Equivalent definition of metric compatibility for a connection: what does $\nabla g$ mean?

Question

So the definition I know for metric compatibility is:

$$Xg(Y,Z)=g(\nabla_XY,Z)+g(Y,\nabla_XZ),$$

which make sense, as $g(Y,Z)$ is a smooth function from the manifold to reals and we think of $X$ as a derivation. So now I read this apparent equivalent definition that says $\nabla g=0$. Can someone explain what this means? How can I do $\nabla$ of $g$ I thought $g_p$ is an element of $T_p^*M\otimes T_p^*M$ at every point. Furthermore after you explain the meaning of this can you show me that these two definitions are indeed equivalent?

Answer 1

It seems you are missing some necessary background, namely, how to extend a connection on $TM$ to all tensor bundles. I will summarise this construction.

Given a connection

\begin{align*} \nabla : \Gamma(TM) \times \Gamma(TM) &\to \Gamma(TM)\\ (X, Y) &\mapsto \nabla_XY \end{align*}

on $TM$, there is an associated connection (which I will also denote $\nabla$) on $T^*M$ given by

\begin{align*} \nabla : \Gamma(TM) \times \Gamma(T^*M) &\to \Gamma(T^*M)\\ (X, \alpha) &\mapsto \nabla_X\alpha \end{align*}

where $(\nabla_X\alpha)(Y) := X(\alpha(Y)) - \alpha(\nabla_XY)$. With this definition, together with the definition $\nabla_Xf = Xf$ for a smooth function $f$, we see that the following identity holds:

$$\nabla_X(\alpha(Y)) = (\nabla_X\alpha)(Y) + \alpha(\nabla_XY).$$

More generally, given a $(p, q)$-tensor $T$, we implicitly define the covariant derivative $\nabla_XT$, which is again a $(p, q)$-tensor, by the following equation:

\begin{align*} \nabla_X(T(Y_1, \dots, Y_p, \alpha_1, \dots, \alpha_q)) =&\ (\nabla_XT)(Y_1, \dots, Y_p, \alpha_1, \dots, \alpha_q)\\ &+ \sum_{i=1}^pT(Y_1, \dots, \nabla_XY_i, \dots, Y_p, \alpha_1, \dots, \alpha_q)\\ &+ \sum_{j=1}^qT(Y_1, \dots, Y_p, \alpha_1, \dots, \nabla_X\alpha_j, \dots, \alpha_q).\qquad (\ast) \end{align*}

One could instead consider the covariant derivative of $T$ as a $(p+1, q)$-tensor $\nabla T$ given by

$$(\nabla T)(X, Y_1, \dots, Y_p, \alpha_1, \dots, \alpha_q) := (\nabla_XT)(Y_1, \dots, Y_p, \alpha_1, \dots, \alpha_q).$$

Now, $g$ is a $(2, 0)$-tensor.
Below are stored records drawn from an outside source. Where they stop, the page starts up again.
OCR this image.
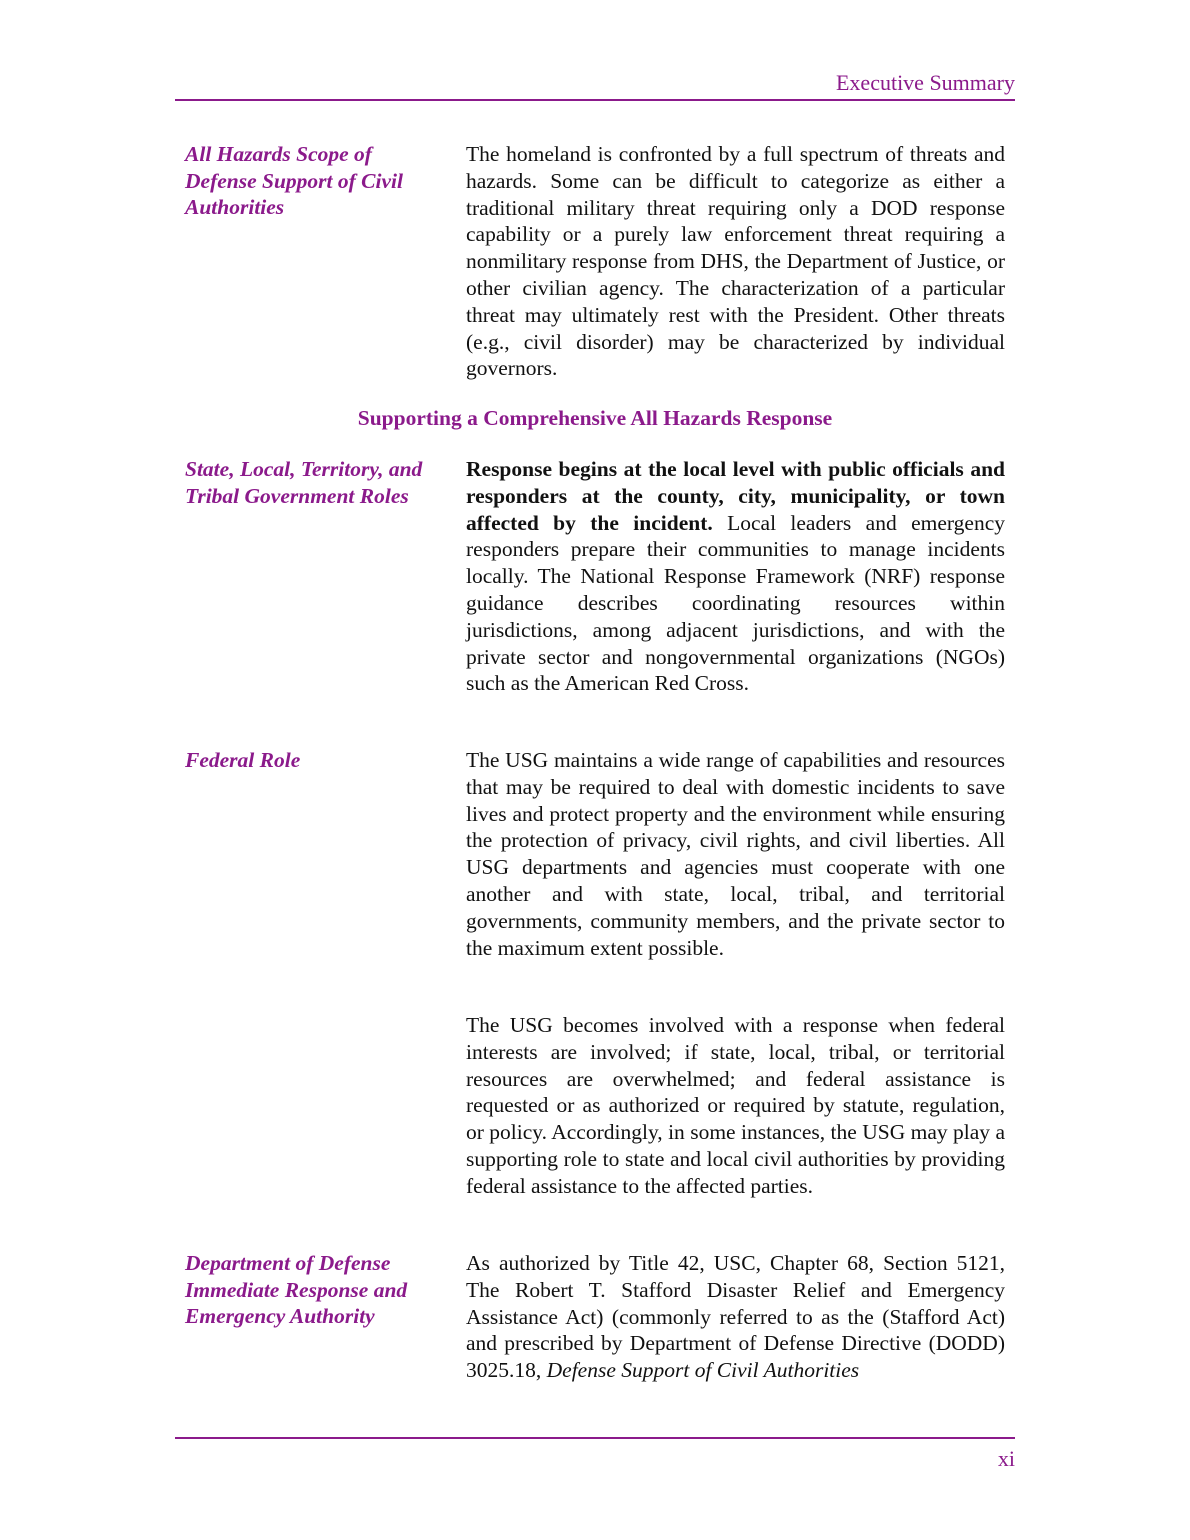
Executive Summary
All Hazards Scope of Defense Support of Civil Authorities
The homeland is confronted by a full spectrum of threats and hazards. Some can be difficult to categorize as either a traditional military threat requiring only a DOD response capability or a purely law enforcement threat requiring a nonmilitary response from DHS, the Department of Justice, or other civilian agency. The characterization of a particular threat may ultimately rest with the President. Other threats (e.g., civil disorder) may be characterized by individual governors.
Supporting a Comprehensive All Hazards Response
State, Local, Territory, and Tribal Government Roles
Response begins at the local level with public officials and responders at the county, city, municipality, or town affected by the incident. Local leaders and emergency responders prepare their communities to manage incidents locally. The National Response Framework (NRF) response guidance describes coordinating resources within jurisdictions, among adjacent jurisdictions, and with the private sector and nongovernmental organizations (NGOs) such as the American Red Cross.
Federal Role	The USG maintains a wide range of capabilities and resources that may be required to deal with domestic incidents to save lives and protect property and the environment while ensuring the protection of privacy, civil rights, and civil liberties. All USG departments and agencies must cooperate with one another and with state, local, tribal, and territorial governments, community members, and the private sector to the maximum extent possible.
The USG becomes involved with a response when federal interests are involved; if state, local, tribal, or territorial resources are overwhelmed; and federal assistance is requested or as authorized or required by statute, regulation, or policy. Accordingly, in some instances, the USG may play a supporting role to state and local civil authorities by providing federal assistance to the affected parties.
Department of Defense Immediate Response and Emergency Authority
As authorized by Title 42, USC, Chapter 68, Section 5121, The Robert T. Stafford Disaster Relief and Emergency Assistance Act) (commonly referred to as the (Stafford Act) and prescribed by Department of Defense Directive (DODD) 3025.18, Defense Support of Civil Authorities
xi
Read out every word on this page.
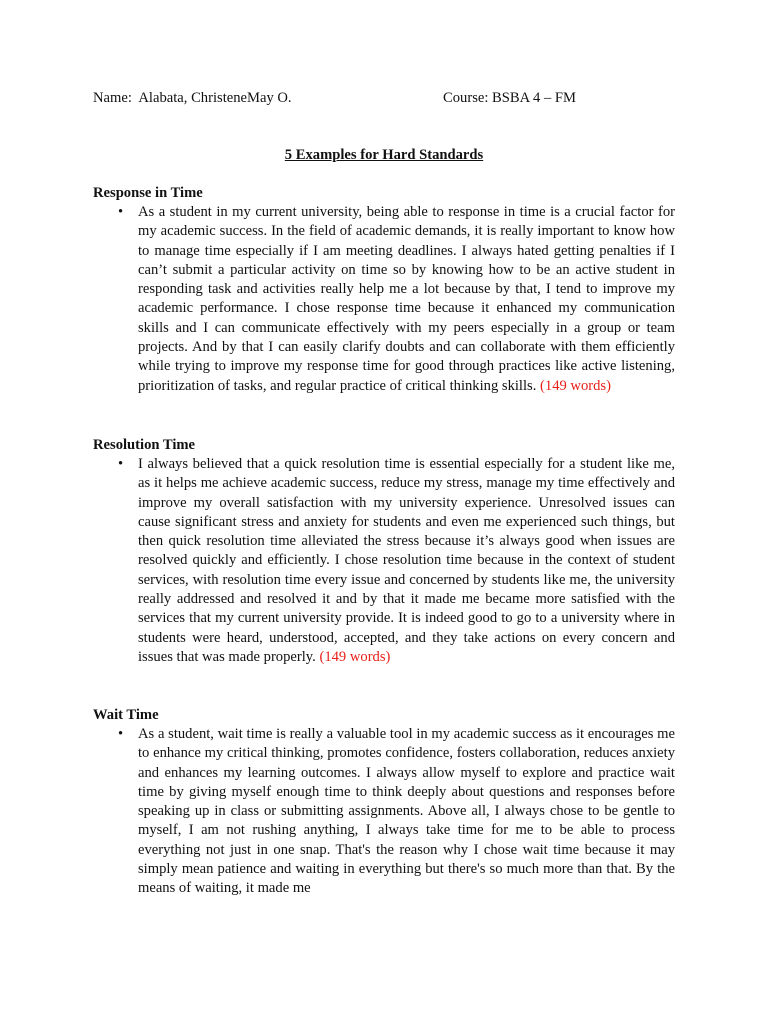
Name:  Alabata, ChristeneMay O.	Course: BSBA 4 – FM
5 Examples for Hard Standards
Response in Time
• As a student in my current university, being able to response in time is a crucial factor for my academic success. In the field of academic demands, it is really important to know how to manage time especially if I am meeting deadlines. I always hated getting penalties if I can’t submit a particular activity on time so by knowing how to be an active student in responding task and activities really help me a lot because by that, I tend to improve my academic performance. I chose response time because it enhanced my communication skills and I can communicate effectively with my peers especially in a group or team projects. And by that I can easily clarify doubts and can collaborate with them efficiently while trying to improve my response time for good through practices like active listening, prioritization of tasks, and regular practice of critical thinking skills. (149 words)
Resolution Time
• I always believed that a quick resolution time is essential especially for a student like me, as it helps me achieve academic success, reduce my stress, manage my time effectively and improve my overall satisfaction with my university experience. Unresolved issues can cause significant stress and anxiety for students and even me experienced such things, but then quick resolution time alleviated the stress because it’s always good when issues are resolved quickly and efficiently. I chose resolution time because in the context of student services, with resolution time every issue and concerned by students like me, the university really addressed and resolved it and by that it made me became more satisfied with the services that my current university provide. It is indeed good to go to a university where in students were heard, understood, accepted, and they take actions on every concern and issues that was made properly. (149 words)
Wait Time
• As a student, wait time is really a valuable tool in my academic success as it encourages me to enhance my critical thinking, promotes confidence, fosters collaboration, reduces anxiety and enhances my learning outcomes. I always allow myself to explore and practice wait time by giving myself enough time to think deeply about questions and responses before speaking up in class or submitting assignments. Above all, I always chose to be gentle to myself, I am not rushing anything, I always take time for me to be able to process everything not just in one snap. That's the reason why I chose wait time because it may simply mean patience and waiting in everything but there's so much more than that. By the means of waiting, it made me
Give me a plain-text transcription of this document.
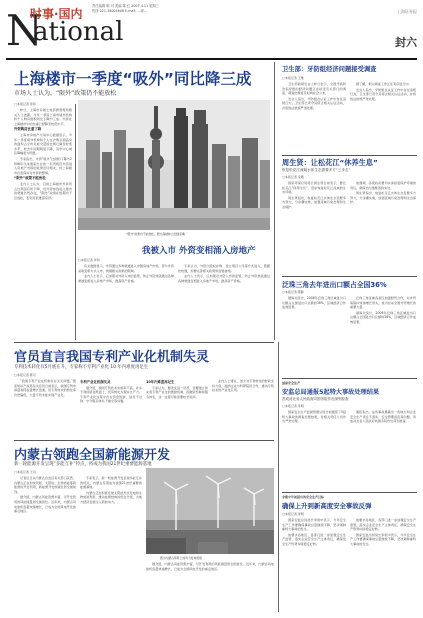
N
时事·国内
ational
责任编辑 陈 可 美编 陈 红 2007.4.11 星期三
热线 021-38004608 E-mail: ...@...	上海证券报
封六
上海楼市一季度“吸外”同比降三成
市场人士认为，“限外”政策仍不能放松
□本报记者 李和

昨日，上海市房屋土地资源管理局相关人士透露，今年一季度上海市境外机构和个人购房面积同比下降约三成。外资在上海楼市中的比重已经降至较低水平。

外资购房比重下降

上海市房地产交易中心数据显示，今年一季度境外机构和个人在沪购买商品房的面积占全市总成交量的比例已降至较低水平，较去年同期明显下降，其中中心城区降幅更为明显。

专家指出，外资“吸外”比例的下降与2006年以来国家出台的一系列规范外资进入房地产市场的政策密切相关，但上海楼市仍需保持对外资的警惕。

“限外”政策不能放松

业内人士认为，目前上海楼市外资所占比例虽有所下降，但外资热钱进入楼市的渠道仍然存在，“限外”政策在短期内不宜放松，否则可能推高房价。

“限外”政策仍不能放松。图为高楼林立的陆家嘴
我被入市 外资变相涌入房地产
□本报记者 李和

有关数据显示，外资通过多种渠道进入中国房地产市场，部分外资采取变相方式入市，规避相关政策的限制。

业内人士表示，应加强对外资入市的监管，防止外资热钱通过各种渠道变相进入房地产市场，推高资产价格。

专家认为，外资以股权并购、设立项目公司等方式进入，隐蔽性较强，需要完善相关政策和监管措施。

业内人士表示，应加强对外资入市的监管，防止外资热钱通过各种渠道变相进入房地产市场，推高资产价格。

官员直言我国专利产业化机制失灵
专利技术转化仅5月底在升，专家称不专利产业化 10 年内难度再足生
□本报记者 陈可

“我国专利产业化机制存在失灵问题。”国家知识产权局有关官员日前表示，我国专利申请量和授权量增长迅速，但专利技术的转化率仍然偏低，大量专利未能实现产业化。

专利产业化机制失灵

据介绍，我国专利技术实施率不高，许多专利停留在纸面上，没有转化为现实生产力。专利产业化过程中存在资金短缺、信息不对称、中介服务体系不健全等问题。

10年内难度再足生

专家认为，要改变这一状况，需要建立和完善专利产业化的激励机制、投融资机制和服务体系，这一过程可能需要较长时间。

业内人士建议，加大对专利转化的财政支持力度，鼓励企业与科研院所合作，推动专利技术的产业化应用。

内蒙古领跑全国新能源开发
新一轮能源开发呈现“多能互补”特点，将成为我国21世纪重要能源基地
□本报记者 王丹

记者近日从内蒙古自治区有关部门获悉，内蒙古正在加快风能、太阳能、生物质能等新能源的开发利用，新能源开发规模位居全国前列。

据介绍，内蒙古风能资源丰富，可开发利用的风能储量居全国首位。近年来，内蒙古风电装机容量快速增长，已成为全国风电开发的重点地区。

专家表示，新一轮能源开发呈现多能互补的特点，内蒙古有望成为我国21世纪重要的能源基地。

内蒙古还在积极发展太阳能光伏发电和生物质能利用，推动能源结构的优化升级，为地方经济发展注入新的动力。

图为内蒙古草原上的风力发电机组

据介绍，内蒙古风能资源丰富，可开发利用的风能储量居全国首位。近年来，内蒙古风电装机容量快速增长，已成为全国风电开发的重点地区。

卫生部：牙防组经济问题接受调查
□本报记者 王维

卫生部新闻发言人昨日表示，全国牙病防治指导组的经济问题正在接受有关部门的调查，调查结果将及时向社会公布。

发言人指出，牙防组在认证工作中存在违规行为，卫生部已责令其停止相关认证活动，并将依法依规严肃处理。

据了解，相关调查工作正在有序进行中。

发言人指出，牙防组在认证工作中存在违规行为，卫生部已责令其停止相关认证活动，并将依法依规严肃处理。

周生贤：让松花江“休养生息”
恢复松花江流域水体生态需要多方“三步走”
□本报记者 宋刚

国家环保总局局长周生贤日前表示，要让松花江“休养生息”，逐步恢复松花江流域的生态环境。

周生贤指出，恢复松花江水体生态需要多方努力，分步骤实施，加强流域污染治理和生态保护。

他强调，各级政府要切实承担起保护环境的责任，确保治污措施落到实处。

周生贤指出，恢复松花江水体生态需要多方努力，分步骤实施，加强流域污染治理和生态保护。

泛珠三角去年进出口额占全国36%
□本报记者 陈静

据海关统计，2006年泛珠三角区域进出口总额占全国进出口总额的36%，区域经济合作成效显著。

泛珠三角区域各省区加强经贸合作，对外贸易保持快速增长势头，成为拉动全国外贸增长的重要力量。

据海关统计，2006年泛珠三角区域进出口总额占全国进出口总额的36%，区域经济合作成效显著。

国家安全生产
安监总局通报5起特大事故处理结果
责成河北省人民政府向国务院作出深刻检查
□本报记者 李明

国家安全生产监督管理总局日前通报了5起特大事故的调查处理结果，对相关责任人员作出严肃处理。

通报指出，这些事故暴露出一些地方和企业安全生产责任不落实、安全管理混乱等问题，责成河北省人民政府向国务院作出深刻检查。

李毅中年初提出的安全生产目标
确保上升到新高度安全事故反弹
□本报记者 李明

国家安监总局局长李毅中表示，今年安全生产工作要确保事故总量继续下降，坚决遏制重特大事故的发生。

他要求各地区、各部门进一步加强安全生产监管，落实企业安全生产主体责任，确保安全生产形势持续稳定好转。

他要求各地区、各部门进一步加强安全生产监管，落实企业安全生产主体责任，确保安全生产形势持续稳定好转。

国家安监总局局长李毅中表示，今年安全生产工作要确保事故总量继续下降，坚决遏制重特大事故的发生。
So if $Y$ and $Z$ are vector fields, $g(Y, Z)$ is a smooth function and hence

$$\nabla_X(g(Y, Z)) = X(g(Y, Z)).$$

On the other hand, by $(\ast)$,

$$\nabla_X(g(Y, Z)) = (\nabla_Xg)(Y, Z) + g(\nabla_XY, Z) + g(Y, \nabla_XZ).$$

Using these two equations, we see that

$$(\nabla g)(X, Y, Z) = (\nabla_X g)(Y, Z) = X(g(Y, Z)) - g(\nabla_XY, Z) - g(Y, \nabla_XZ).$$

So $\nabla$ is compatible with the metric $g$ if and only if $(\nabla g)(X, Y, Z) = 0$ for all vector fields $X, Y, Z$ (i.e. $\nabla g = 0$).

Answer 2

It means the same thing, $\nabla g=0$ is equivalent to saying that $g$ is parallel relatively to the connection $\nabla$ which is equivalent to saying that $Xg(Y,Z)=g(\nabla_XY,Z)+g(Y,\nabla_X,Z)$.

It is the answer, the covariant derivative of the $n$ tensor $T$ is defined by $\nabla_XT(X_1,..,X_n)=X.T(X_1,..,X_n)-\sum_i(X_1,..,\nabla_XX_i,..,X_n)$